Processed meats are often higher in sodium and fat, and research has linked high consumption of processed meats with certain types of cancer. However, small amounts of processed meats sometimes are probably safe to eat.
See the table below for a nutritional comparison of different types of meats and processed meats. These values are for a single serving of 3 ounces (85 grams) of meat , unless otherwise specified.
Tips for preparing all cuts of meat
Once you have selected your meat of choice, how to prepare it to make sure it is keeping slim and healthy? Apply the following advice to any cut of meat.
- trim the fat: visible fat removed before cooking. If a stew or soup is prepared it the day ahead and refrigerate overnight. The fat will rise to the top and harden, so it is easy to drawdowns and discard. For ground beef, brown the meat and place in a colander.
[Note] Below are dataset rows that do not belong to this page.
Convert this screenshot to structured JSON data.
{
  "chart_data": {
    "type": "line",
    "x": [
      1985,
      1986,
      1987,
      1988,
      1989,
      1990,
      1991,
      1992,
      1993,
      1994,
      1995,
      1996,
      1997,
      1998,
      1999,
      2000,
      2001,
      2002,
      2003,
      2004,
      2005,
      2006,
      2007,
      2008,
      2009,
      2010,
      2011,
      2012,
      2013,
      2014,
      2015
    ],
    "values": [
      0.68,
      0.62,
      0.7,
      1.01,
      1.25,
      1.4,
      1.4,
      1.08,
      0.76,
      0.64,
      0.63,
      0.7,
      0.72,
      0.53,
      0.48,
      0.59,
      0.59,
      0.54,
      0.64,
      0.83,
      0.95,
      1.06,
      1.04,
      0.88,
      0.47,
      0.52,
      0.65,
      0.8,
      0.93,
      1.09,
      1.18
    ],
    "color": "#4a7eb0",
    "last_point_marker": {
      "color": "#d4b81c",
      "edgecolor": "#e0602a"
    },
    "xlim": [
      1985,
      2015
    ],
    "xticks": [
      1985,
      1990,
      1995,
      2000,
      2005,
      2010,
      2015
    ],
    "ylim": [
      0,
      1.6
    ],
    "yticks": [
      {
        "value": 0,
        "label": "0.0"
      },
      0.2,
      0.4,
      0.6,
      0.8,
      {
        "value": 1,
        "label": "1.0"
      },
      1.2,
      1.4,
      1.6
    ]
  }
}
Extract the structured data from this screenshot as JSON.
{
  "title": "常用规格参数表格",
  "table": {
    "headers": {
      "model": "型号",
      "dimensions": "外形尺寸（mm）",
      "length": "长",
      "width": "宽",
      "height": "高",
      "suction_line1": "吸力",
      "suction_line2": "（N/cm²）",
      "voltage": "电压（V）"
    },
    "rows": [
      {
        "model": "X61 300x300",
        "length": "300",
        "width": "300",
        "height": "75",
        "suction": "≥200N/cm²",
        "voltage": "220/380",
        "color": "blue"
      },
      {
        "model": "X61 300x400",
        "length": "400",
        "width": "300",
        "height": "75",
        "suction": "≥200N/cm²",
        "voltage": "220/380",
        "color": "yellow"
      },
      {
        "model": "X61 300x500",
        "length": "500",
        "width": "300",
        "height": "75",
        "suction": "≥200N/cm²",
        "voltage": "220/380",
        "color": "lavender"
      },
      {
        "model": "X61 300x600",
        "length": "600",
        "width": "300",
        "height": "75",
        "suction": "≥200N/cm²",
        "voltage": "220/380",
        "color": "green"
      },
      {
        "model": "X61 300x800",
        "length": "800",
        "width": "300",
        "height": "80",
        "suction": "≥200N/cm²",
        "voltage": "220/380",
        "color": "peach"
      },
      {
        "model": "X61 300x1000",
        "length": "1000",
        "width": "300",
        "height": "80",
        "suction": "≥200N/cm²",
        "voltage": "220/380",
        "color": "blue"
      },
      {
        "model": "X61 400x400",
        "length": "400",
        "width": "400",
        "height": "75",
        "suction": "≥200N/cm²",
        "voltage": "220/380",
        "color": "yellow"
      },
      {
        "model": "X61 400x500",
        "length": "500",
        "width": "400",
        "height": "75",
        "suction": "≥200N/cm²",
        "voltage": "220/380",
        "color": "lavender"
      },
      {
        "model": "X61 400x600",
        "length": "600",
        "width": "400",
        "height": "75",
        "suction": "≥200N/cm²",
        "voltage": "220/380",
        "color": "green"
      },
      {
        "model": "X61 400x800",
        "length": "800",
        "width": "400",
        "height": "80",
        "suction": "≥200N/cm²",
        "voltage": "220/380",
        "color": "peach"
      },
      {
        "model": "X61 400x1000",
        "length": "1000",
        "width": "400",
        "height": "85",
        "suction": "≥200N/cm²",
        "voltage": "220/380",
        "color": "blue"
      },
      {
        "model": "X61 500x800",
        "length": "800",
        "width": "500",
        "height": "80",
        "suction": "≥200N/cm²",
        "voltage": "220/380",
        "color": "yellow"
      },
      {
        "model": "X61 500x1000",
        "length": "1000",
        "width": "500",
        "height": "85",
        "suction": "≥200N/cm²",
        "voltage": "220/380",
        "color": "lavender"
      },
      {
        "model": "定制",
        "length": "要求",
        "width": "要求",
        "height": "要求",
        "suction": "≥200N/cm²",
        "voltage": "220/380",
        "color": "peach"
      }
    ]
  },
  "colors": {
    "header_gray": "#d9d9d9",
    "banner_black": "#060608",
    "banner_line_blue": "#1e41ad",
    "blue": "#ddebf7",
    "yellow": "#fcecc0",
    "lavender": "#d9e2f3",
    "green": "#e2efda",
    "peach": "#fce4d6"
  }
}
Drain and rinse with water for one minute. cubed meat must be browned and drained of fat before using.
- Portion Control: Objective 3-4 ounces per serving, or about the size of a deck of cards. As with any eating plan, portion control is key to reducing the consumption of fat and calories.
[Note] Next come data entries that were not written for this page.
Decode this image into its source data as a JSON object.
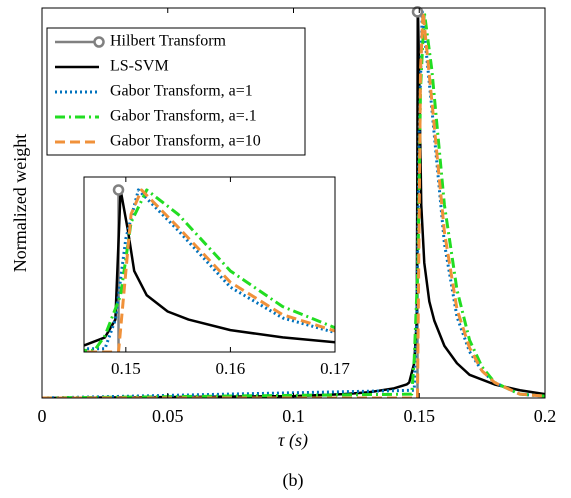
{
  "chart_data": {
    "type": "line",
    "x_label": "τ (s)",
    "y_label": "Normalized weight",
    "caption": "(b)",
    "xlim": [
      0,
      0.2
    ],
    "ylim": [
      0,
      1.01
    ],
    "xticks": [
      0,
      0.05,
      0.1,
      0.15,
      0.2
    ],
    "legend": "upper left",
    "series": [
      {
        "name": "Hilbert Transform",
        "color": "#808080",
        "style": "stem",
        "marker": "circle",
        "x": [
          0.1493
        ],
        "values": [
          1
        ]
      },
      {
        "name": "LS-SVM",
        "color": "#000000",
        "style": "solid",
        "x": [
          0,
          0.1,
          0.12,
          0.13,
          0.14,
          0.145,
          0.146,
          0.148,
          0.149,
          0.1495,
          0.1502,
          0.1508,
          0.152,
          0.154,
          0.156,
          0.16,
          0.165,
          0.17,
          0.18,
          0.19,
          0.2
        ],
        "values": [
          0,
          0.005,
          0.01,
          0.015,
          0.025,
          0.035,
          0.04,
          0.09,
          0.2,
          1,
          0.75,
          0.5,
          0.35,
          0.25,
          0.2,
          0.135,
          0.09,
          0.06,
          0.035,
          0.02,
          0.01
        ]
      },
      {
        "name": "Gabor Transform, a=1",
        "color": "#0072bd",
        "style": "dotted",
        "x": [
          0,
          0.148,
          0.149,
          0.15,
          0.1512,
          0.155,
          0.16,
          0.165,
          0.17,
          0.175,
          0.18,
          0.19,
          0.2
        ],
        "values": [
          0,
          0.02,
          0.2,
          0.7,
          1,
          0.75,
          0.4,
          0.21,
          0.12,
          0.07,
          0.04,
          0.01,
          0.005
        ]
      },
      {
        "name": "Gabor Transform, a=.1",
        "color": "#22dd22",
        "style": "dashdot",
        "x": [
          0,
          0.147,
          0.148,
          0.1495,
          0.1505,
          0.152,
          0.155,
          0.16,
          0.165,
          0.17,
          0.175,
          0.18,
          0.19,
          0.2
        ],
        "values": [
          0,
          0.01,
          0.1,
          0.35,
          0.8,
          1,
          0.85,
          0.5,
          0.28,
          0.15,
          0.08,
          0.04,
          0.01,
          0.005
        ]
      },
      {
        "name": "Gabor Transform, a=10",
        "color": "#f0913a",
        "style": "dashed",
        "x": [
          0,
          0.1493,
          0.1505,
          0.1515,
          0.155,
          0.16,
          0.165,
          0.17,
          0.175,
          0.18,
          0.19,
          0.2
        ],
        "values": [
          0,
          0,
          0.85,
          1,
          0.77,
          0.43,
          0.23,
          0.13,
          0.07,
          0.04,
          0.01,
          0.005
        ]
      }
    ],
    "inset": {
      "xlim": [
        0.146,
        0.17
      ],
      "ylim": [
        0,
        1.08
      ],
      "xticks": [
        0.15,
        0.16,
        0.17
      ]
    }
  }
}
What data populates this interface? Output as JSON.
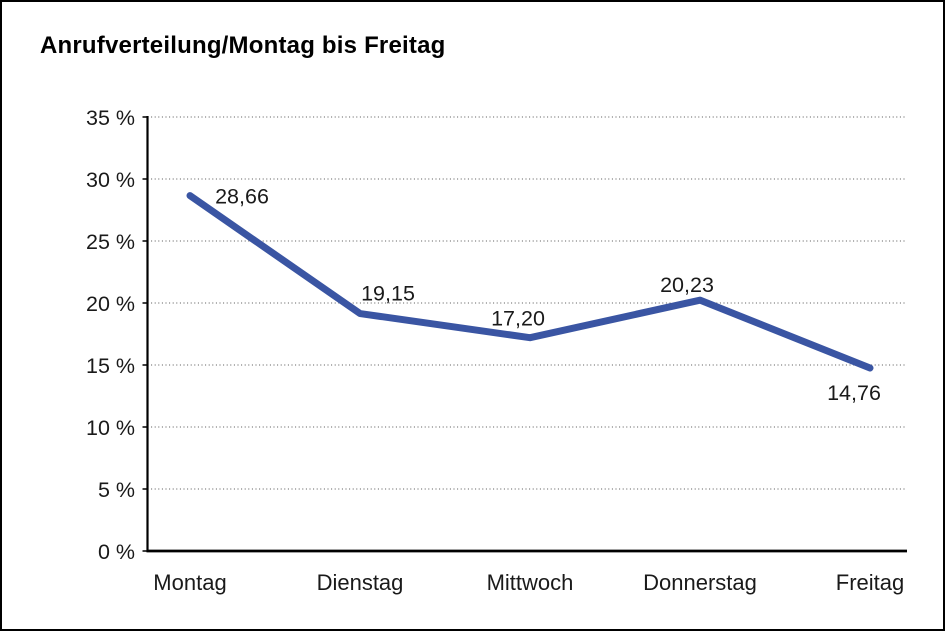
{
  "chart_data": {
    "type": "line",
    "title": "Anrufverteilung/Montag bis Freitag",
    "categories": [
      "Montag",
      "Dienstag",
      "Mittwoch",
      "Donnerstag",
      "Freitag"
    ],
    "values": [
      28.66,
      19.15,
      17.2,
      20.23,
      14.76
    ],
    "value_labels": [
      "28,66",
      "19,15",
      "17,20",
      "20,23",
      "14,76"
    ],
    "series_name": "Anrufverteilung",
    "xlabel": "",
    "ylabel": "",
    "ylim": [
      0,
      35
    ],
    "y_tick_step": 5,
    "y_tick_labels": [
      "0 %",
      "5 %",
      "10 %",
      "15 %",
      "20 %",
      "25 %",
      "30 %",
      "35 %"
    ],
    "grid": "horizontal-dotted",
    "legend": "none",
    "colors": {
      "line": "#3a55a3",
      "axis": "#000000",
      "gridline": "#555555",
      "text": "#1a1a1a",
      "background": "#ffffff"
    }
  }
}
- Cooking methods: The choice of proper cooking method is important to prevent lean cuts of meat become dry and tough. Lean cuts of meat often benefit from a cooking method ‘wet’ as stew. If you prefer grilled or broiled meat, try to marinate first for at least 6 hours. A short marinade (<1 hour) add flavor, but longer marinades add flavor and help tenderize the meat. Be sure to include an acid component, such as vinegar, wine or citrus juice along with other ingredients. Other methods include low-fat cooking grilling, sauteing and baking.
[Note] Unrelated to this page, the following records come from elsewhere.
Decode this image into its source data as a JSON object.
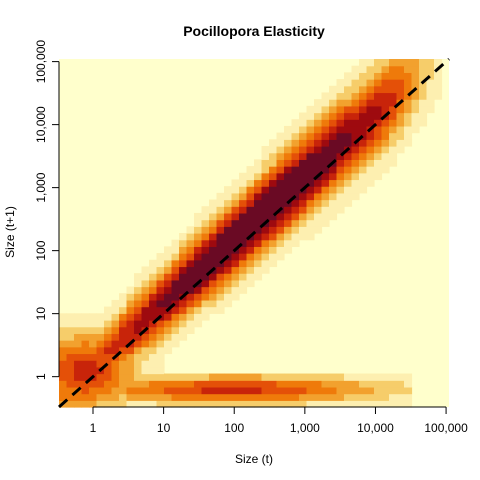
{
  "chart_data": {
    "type": "heatmap",
    "title": "Pocillopora Elasticity",
    "xlabel": "Size (t)",
    "ylabel": "Size (t+1)",
    "x_scale": "log10",
    "y_scale": "log10",
    "xlim": [
      0.33,
      110000
    ],
    "ylim": [
      0.33,
      110000
    ],
    "x_ticks": [
      {
        "value": 1,
        "label": "1"
      },
      {
        "value": 10,
        "label": "10"
      },
      {
        "value": 100,
        "label": "100"
      },
      {
        "value": 1000,
        "label": "1,000"
      },
      {
        "value": 10000,
        "label": "10,000"
      },
      {
        "value": 100000,
        "label": "100,000"
      }
    ],
    "y_ticks": [
      {
        "value": 1,
        "label": "1"
      },
      {
        "value": 10,
        "label": "10"
      },
      {
        "value": 100,
        "label": "100"
      },
      {
        "value": 1000,
        "label": "1,000"
      },
      {
        "value": 10000,
        "label": "10,000"
      },
      {
        "value": 100000,
        "label": "100,000"
      }
    ],
    "grid": false,
    "reference_line": {
      "style": "dashed",
      "color": "#000000",
      "from": [
        0.33,
        0.33
      ],
      "to": [
        110000,
        110000
      ]
    },
    "colormap": [
      "#FFFFCC",
      "#FDEFB0",
      "#F6CD6A",
      "#F2A12E",
      "#EF7A0A",
      "#E45008",
      "#C8240A",
      "#9E0A0F",
      "#6A0A24"
    ],
    "background_color": "#FFFFCC",
    "diagonal_band": {
      "x_range_log10": [
        -0.5,
        4.9
      ],
      "peak_log10": 2.3,
      "offset_log10": 0.18
    },
    "recruit_band": {
      "y_log10_center": -0.2,
      "x_range_log10": [
        0.1,
        4.5
      ],
      "peak_x_log10": 2.0
    }
  }
}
- Choose the least processed cuts: Look for “whole” meats, such as chicken breasts, steaks, pork chops, ground turkey, etc., and avoid packaged, such as hot dogs, bologna and sausage meat. Processed meats tend to be higher in sodium and unhealthy fats. They have also been linked to an increased risk of heart disease, cancer and obesity.
- Fat: Avoid adding high-fat ingredients such as cheese and butter meat. Opting to meat flavor with fresh herbs and spices instead. Some friction can be high in salt, but you can control this by their own friction.
- Ingredients list: Look at the list of ingredients for fillers or additives that are added for flavor, increase volume, or preservation. Fillers may include starches, isolated soy protein, cellulose fibers, soy concentrate, TVP (textured vegetable protein), and carrageenan.
all things Grass Fed. “Health Benefits”. www.csuchico.edu.
American Pregnancy Association. “Listeria and pregnancy” www.americanpregnancy.org.
National Agricultural Library. “National Database USDA Nutrient” ndb.nal.usda.gov.
Oxford International Journal of Epidemiology. “The epidemiological enigma of gastric cancer rates in the US,” ije.oxfordjournals.org.